The problem with only replaying the "good" part of the journal is the
kernel then truncates the journal, and it leaves e2fsck with no way of
doing anything intelligent afterwards.  So another possibility is to
not replay the journal at all, and fail the mount unless the
filesystem is being mounted read-only; but the question is whether we
are better off not replaying the journal at *all*, or just replaying
part of it.

Consider that if /boot/grub/menu.lst got written, and one of its data
block was previously directory block that had since gotten deleted,
but in the journal and had been revoked, replaying part of the journal
might make the system non-bootable.

So the other alternative I seriously considered was not replaying the
journal at all, and bailing out after seeing the bad checksum --- but
that just defers the problem to e2fsck, and e2fsck can't really do
anything much different, and the tools to allow a human to make a
decision on a block by block basis in the journal don't exist, and
even if they did would make more system administrators run screaming.

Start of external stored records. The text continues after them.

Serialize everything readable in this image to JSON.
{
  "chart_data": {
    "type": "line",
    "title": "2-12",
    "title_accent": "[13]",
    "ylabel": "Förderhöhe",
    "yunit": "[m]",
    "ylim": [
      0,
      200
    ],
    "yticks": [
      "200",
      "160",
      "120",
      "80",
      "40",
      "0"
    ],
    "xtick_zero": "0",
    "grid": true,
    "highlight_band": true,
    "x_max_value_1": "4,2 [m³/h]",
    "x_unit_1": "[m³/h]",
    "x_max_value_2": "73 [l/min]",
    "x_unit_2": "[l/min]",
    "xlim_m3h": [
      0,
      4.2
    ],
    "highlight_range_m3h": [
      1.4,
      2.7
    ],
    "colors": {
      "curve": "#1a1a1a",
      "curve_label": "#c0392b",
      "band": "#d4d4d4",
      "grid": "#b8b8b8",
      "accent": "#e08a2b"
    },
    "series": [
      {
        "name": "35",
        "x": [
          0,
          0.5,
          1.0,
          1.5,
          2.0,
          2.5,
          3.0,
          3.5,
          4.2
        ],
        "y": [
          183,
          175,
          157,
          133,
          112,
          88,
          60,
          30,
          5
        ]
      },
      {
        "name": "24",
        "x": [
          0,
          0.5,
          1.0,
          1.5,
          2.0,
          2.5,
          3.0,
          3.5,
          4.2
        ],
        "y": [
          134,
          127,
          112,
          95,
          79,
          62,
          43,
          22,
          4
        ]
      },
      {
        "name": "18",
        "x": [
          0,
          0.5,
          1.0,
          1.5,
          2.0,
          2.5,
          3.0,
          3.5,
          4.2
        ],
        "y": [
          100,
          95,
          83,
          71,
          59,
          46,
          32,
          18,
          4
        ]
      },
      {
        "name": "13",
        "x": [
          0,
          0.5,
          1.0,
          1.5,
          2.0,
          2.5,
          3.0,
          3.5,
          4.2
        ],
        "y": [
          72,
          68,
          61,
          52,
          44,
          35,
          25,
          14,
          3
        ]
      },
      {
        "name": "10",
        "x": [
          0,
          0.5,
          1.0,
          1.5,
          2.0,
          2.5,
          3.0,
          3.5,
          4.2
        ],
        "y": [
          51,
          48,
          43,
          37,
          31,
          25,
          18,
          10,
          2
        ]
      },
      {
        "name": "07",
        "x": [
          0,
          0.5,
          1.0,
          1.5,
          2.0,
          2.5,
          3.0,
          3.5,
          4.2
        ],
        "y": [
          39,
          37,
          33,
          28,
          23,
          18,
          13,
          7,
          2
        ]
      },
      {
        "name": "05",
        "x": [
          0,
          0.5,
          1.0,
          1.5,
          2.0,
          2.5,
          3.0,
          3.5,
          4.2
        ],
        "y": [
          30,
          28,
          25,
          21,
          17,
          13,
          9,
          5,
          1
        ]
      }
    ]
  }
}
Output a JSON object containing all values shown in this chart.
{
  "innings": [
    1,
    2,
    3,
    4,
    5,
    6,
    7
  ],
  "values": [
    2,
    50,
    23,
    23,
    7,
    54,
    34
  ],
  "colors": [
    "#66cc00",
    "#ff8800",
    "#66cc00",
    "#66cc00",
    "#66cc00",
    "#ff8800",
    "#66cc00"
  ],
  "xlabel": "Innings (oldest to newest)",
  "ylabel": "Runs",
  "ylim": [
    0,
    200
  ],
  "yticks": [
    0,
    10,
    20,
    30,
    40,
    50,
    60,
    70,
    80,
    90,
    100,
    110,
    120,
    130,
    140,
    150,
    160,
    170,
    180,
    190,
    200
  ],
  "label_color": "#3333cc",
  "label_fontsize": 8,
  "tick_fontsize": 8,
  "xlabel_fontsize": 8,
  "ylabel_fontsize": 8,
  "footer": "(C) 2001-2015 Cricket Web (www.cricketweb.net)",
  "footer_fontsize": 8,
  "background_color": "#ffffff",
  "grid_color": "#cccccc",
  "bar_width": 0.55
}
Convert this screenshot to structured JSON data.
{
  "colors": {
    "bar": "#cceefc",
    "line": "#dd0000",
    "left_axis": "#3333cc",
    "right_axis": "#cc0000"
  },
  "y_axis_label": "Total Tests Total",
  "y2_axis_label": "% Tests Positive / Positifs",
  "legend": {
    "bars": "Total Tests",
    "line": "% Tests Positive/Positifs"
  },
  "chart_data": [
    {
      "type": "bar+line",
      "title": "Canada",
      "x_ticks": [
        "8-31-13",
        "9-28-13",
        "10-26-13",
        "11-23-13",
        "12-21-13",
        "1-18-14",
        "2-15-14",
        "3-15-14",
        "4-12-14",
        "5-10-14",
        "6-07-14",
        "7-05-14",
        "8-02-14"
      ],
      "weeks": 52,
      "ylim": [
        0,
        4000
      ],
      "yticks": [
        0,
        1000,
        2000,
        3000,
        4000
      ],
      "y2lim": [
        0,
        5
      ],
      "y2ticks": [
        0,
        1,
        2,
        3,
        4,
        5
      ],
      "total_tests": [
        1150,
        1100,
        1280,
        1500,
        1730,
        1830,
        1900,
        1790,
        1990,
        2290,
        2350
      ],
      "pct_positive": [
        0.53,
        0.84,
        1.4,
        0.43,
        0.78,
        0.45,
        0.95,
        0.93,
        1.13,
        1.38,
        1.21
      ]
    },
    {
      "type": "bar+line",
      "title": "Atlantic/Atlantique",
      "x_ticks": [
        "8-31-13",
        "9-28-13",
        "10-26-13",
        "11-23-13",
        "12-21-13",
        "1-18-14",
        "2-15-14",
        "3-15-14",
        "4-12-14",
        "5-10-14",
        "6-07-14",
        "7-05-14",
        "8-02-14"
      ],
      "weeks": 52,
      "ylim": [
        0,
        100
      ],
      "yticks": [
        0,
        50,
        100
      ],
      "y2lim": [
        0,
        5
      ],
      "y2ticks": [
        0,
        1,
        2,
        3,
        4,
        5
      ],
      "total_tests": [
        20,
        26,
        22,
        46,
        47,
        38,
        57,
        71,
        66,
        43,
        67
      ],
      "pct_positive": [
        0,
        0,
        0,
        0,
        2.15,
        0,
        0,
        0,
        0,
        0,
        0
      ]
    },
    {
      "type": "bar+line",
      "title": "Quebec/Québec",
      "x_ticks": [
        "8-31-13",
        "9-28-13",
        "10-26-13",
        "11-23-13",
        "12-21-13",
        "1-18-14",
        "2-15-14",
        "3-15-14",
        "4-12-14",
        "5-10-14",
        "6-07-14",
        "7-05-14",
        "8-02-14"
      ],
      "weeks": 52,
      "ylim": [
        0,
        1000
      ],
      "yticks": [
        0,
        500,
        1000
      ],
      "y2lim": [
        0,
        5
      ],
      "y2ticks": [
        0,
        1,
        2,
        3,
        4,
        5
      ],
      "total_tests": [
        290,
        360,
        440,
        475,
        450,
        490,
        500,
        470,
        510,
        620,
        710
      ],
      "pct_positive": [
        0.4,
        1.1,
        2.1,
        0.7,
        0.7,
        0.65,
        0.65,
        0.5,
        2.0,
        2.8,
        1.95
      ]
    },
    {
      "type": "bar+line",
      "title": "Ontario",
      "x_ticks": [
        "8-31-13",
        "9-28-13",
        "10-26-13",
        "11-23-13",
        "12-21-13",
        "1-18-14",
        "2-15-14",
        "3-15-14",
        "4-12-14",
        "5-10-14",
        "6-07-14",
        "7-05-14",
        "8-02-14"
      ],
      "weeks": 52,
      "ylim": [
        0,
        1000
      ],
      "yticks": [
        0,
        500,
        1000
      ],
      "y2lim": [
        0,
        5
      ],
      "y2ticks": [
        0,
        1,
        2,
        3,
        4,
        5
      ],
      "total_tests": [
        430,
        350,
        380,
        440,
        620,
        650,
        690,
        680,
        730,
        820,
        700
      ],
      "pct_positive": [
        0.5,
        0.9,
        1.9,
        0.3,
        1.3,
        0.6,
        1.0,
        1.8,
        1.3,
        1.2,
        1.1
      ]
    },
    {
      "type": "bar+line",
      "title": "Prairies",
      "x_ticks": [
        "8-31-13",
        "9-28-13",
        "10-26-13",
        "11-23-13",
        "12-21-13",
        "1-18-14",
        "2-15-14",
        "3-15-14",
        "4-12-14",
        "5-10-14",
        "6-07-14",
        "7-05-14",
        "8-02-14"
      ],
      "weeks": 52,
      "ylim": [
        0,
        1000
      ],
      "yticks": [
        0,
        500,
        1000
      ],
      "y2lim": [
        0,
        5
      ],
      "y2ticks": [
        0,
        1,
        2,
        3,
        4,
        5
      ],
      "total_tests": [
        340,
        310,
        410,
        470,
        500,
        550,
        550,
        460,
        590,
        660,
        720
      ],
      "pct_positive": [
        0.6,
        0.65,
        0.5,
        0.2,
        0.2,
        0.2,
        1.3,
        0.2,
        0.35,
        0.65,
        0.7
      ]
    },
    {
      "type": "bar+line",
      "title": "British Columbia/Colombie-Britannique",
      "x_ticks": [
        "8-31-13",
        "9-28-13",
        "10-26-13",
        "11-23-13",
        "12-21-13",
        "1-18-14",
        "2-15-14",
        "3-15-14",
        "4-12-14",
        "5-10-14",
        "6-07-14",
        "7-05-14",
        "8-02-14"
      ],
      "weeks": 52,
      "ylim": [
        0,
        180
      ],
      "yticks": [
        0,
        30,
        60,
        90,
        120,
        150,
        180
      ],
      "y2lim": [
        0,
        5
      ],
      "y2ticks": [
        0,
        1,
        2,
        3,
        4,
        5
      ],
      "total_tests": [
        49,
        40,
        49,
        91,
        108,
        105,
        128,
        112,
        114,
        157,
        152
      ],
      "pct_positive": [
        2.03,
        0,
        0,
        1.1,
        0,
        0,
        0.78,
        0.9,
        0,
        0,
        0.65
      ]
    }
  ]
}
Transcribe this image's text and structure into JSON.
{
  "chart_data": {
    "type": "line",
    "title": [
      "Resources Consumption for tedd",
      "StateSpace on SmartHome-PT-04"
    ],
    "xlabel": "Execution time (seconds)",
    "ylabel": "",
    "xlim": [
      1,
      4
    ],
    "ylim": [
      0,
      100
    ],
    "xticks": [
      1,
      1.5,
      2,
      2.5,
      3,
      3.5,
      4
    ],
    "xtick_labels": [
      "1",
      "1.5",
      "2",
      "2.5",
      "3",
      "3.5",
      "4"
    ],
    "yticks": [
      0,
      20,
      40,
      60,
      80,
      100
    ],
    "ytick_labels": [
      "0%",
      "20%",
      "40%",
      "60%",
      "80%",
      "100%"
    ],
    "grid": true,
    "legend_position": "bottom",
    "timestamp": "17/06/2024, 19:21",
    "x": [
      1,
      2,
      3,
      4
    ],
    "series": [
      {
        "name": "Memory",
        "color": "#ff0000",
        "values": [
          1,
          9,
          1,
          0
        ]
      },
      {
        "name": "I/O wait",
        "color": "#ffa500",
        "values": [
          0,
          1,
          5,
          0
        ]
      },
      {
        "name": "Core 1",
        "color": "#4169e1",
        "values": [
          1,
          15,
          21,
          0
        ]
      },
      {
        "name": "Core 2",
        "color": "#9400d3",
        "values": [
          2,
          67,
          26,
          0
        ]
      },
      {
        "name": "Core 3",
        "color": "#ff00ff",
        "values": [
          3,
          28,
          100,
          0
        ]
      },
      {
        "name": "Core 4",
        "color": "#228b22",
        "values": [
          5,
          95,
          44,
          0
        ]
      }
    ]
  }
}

I suspect the *best* approach is to change the journal format one more
time, and include a CRC on a per-block basis in the descriptor blocks,
and a CRC for the entire descriptor block.  That way, we can decide
what to replay or not on a per-block basis.

> > But if there are any non-terminal commits that have bad checksums, we
> > need to pass a flag back to the filesystem, and have the filesystem call
> > ext4_error() indicating that the journal was corrupt; this will mark the
> > filesystem has containing errors, and use the filesystem policy to
> > decide whether to remount the filesystem read-only, continue, or panic.
> > Then e2fsck at boot time can try to sort out the mess.
> 
> Yes, that is definitely the right approach, and I thought that was the
> case.  It's been a while since I looked at the code.

Nope, right now the mount will silently succeed, even though part of
the journal (include the commit with the bad CRC, but no commits
beyond that) have been replayed, and then the entire journal is
truncated and thrown away.

Basically, almost any change we make would be an improvement.  :-)

	   	      	     	     	      	 - Ted